First a question, if your web application or portal are not performing as you expect it to, what would be the first thing to target ? In most of the cases, the action would be to review and optimize the database queries, looking for memory leaks and ensuring resource cleanup. One thing that normally comes last into mind is the resource configuration parameters and other server configurations. How often do you see a server configuration and resource parameters altered from their default values while setting up a server for production environment? Besides only a few organizations, especially in banking and financial domains, most of the organizations dont pay enough attention to this aspect.
I came across several instances when after a lot of effort of optimizing the application, the real problem came out only in the configuration of the server or the resource like data source etc. I am citing a couple of those instances here without mentioning the project and customer details (not sure if thats allowed here and is surely not ethical).
This one time, what we now call as The 9 PM to Midnight problem, we spent several nights trying all kind of stuff. The issue was that every night from 9 PM till midnight, our applications’ performance degraded a lot. Now, we were having a clustered environment which included 12 clones for the portal and 12 clones for the services backing up the portal and other channels. The performance hit was more apparant on channels other than the portal. We digged into our applications which take most of the load on the services side, as we thought they could have been the culprits if they were not managing their resources well. After complete profiling, optimizing and minimal logging, 3 applications were launched into production the very next night but no resolution. What bothered us most was why does the problem happen dot at 9. The next step was to rollback all the changes rolled out 2 weeks preceding the problem – still no go. We made it a point to sit in office at 9 PM, and observe every single thing around the enviroment, which could affect the performance. We even observed the http connections open on the servers, which amazing shot up big time right after 9 – from 120 to 2300 per node (each of our nodes contains 3 clones each). We thought lets look into http logs to see what are the kind of requests we are getting and it turned out that there were a whole lot of http connect requests (not GET or POST as expected). We suspected this might be hacker attempt to crash our server or something (we were stupid enuff to think that our website was that popular and hack favorite). Anyways, turns out that wasnt the case. After spending a few more nights, we troubleshooted a lot of other aspect and came across the real picture. We had 20 database servers and 20 replicas. All the retreival was done from replica databases and updates were done in production db. Now, the replicas were down from 9 to 12 for synchronization with production databases and we had a failover in place to go to production in case the replica databases were down. The issue was that the data source time out was set to default which was 300 seconds on the services server, therefore, it took 5 mins for the application to NOT get a connection from replica and then, look for a production db connection and hence, the issue.

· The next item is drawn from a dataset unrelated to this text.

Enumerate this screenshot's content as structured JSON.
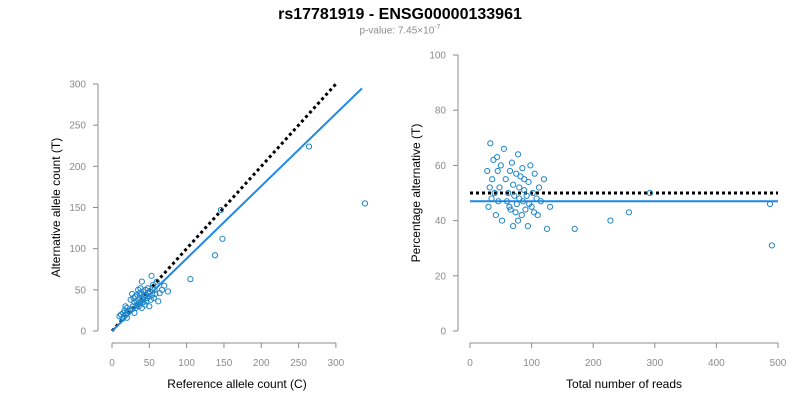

Now what bothered us a lot was the HTTP connection count during this period rising drastically when never showed up after the timeout was fixed. That was because the HTTP server had a retrial mechanism which would resend the request to another clone in case it didnt receive the response within a timeout period which in this case was only 15 seconds. Interesting, isnt it. Thats how to HTTP connections rose exponentially. Also, in the HTTP server configuration file httpd.conf, there is a property called KeepAlive which was set to On which means that after sending a response to a request, the http connection for that client would be kept open for another timeout period to save overhead time to serve another request from the same client. This property is extremely important in case of a web server where the same browser would ask for another page soon enough, however, in case of a services server, this property would only contribute to the number of utilized connections and reaching the max no. of the support connections.

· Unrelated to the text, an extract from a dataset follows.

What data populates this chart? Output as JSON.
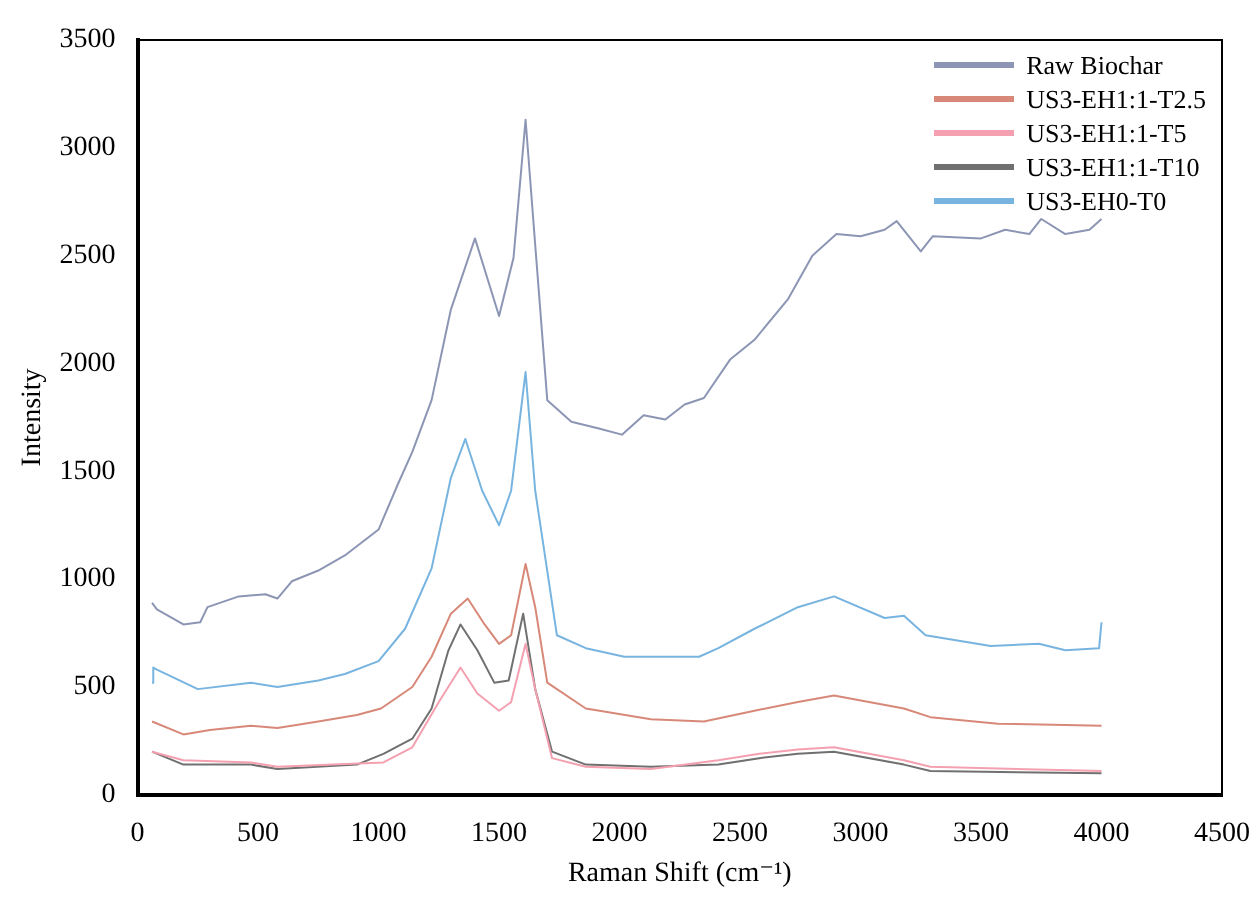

Hmmm.. by now I have written so much I dont even remember where I started from (Well actually I started riting this at home around 8 PM and got a call from my PM in the middle to drop down to office to handle an emergency situation which got resolved mins back and I am finishing it right now around 2:30 AM). Back to the point, dont u think it would be a good idea to tune your servers and resources to the project’s requirements right at the time of setting up of the server. I guess that should form an important part of knowing a server – how to configure it for what situation.
Well, enough for this time… Good Nite